The agent never retries. Ghost and MCP key creation already have exponential backoff in the provisioning MCP server. If those retries fail, the problem is external and retrying at the orchestration layer just delays the flag. Failures are logged to the event's error list and surfaced in the dashboard with enough detail for manual follow-up.

Running It

One-shot mode is useful for testing. Loop mode polls indefinitely via agent_loop(), calling run_once() on each iteration and sleeping for 10 seconds when the queue is empty. Both use the same graph. The full code (agent.py, mcp_client.py, email_templates.py, approval_store.py) is in the enrolment-agent/ directory of the repo.

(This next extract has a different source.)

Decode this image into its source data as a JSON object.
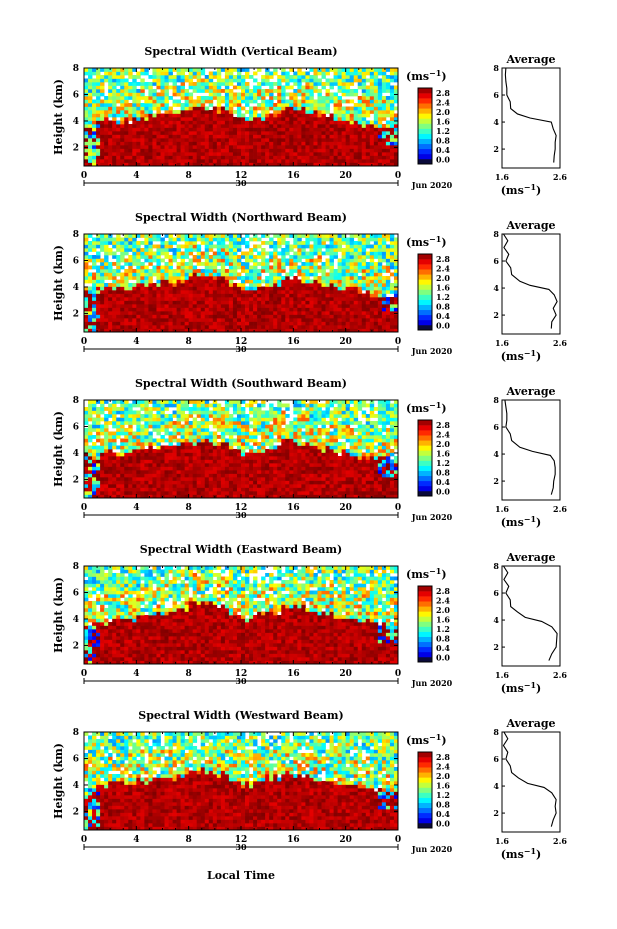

The agent_loop function — run_once() on each tick, 10s backoff when the queue is empty, 30s recovery sleep on unhandled exceptions.

The Stack in Summary

The enrolment agent is built on three complementary tools from the LangChain ecosystem.

LangChain is a Python framework for building LLM-powered applications — it provides the abstractions for calling language models, chaining prompts, and integrating with external tools and APIs.

LangGraph extends LangChain with a graph-based orchestration layer: you define your workflow as a StateGraph, with each step as a named node and each transition as a typed edge, giving you deterministic control over execution order without giving up the ability to include LLM calls where they genuinely add value.

LangSmith is the observability layer that sits beneath both — every node execution, LLM call, and tool invocation is captured as a structured trace, viewable in a dashboard, filterable by project, and alertable on failure. For production agentic workflows, it replaces the need for custom logging infrastructure entirely.

Together they give the enrolment agent the properties that a Cowork session cannot: a fixed, auditable execution path; a deployment target that runs unattended on AWS App Runner; and a trace for every member provisioned, whether the run succeeds, partially fails, or hits an external error at 3am.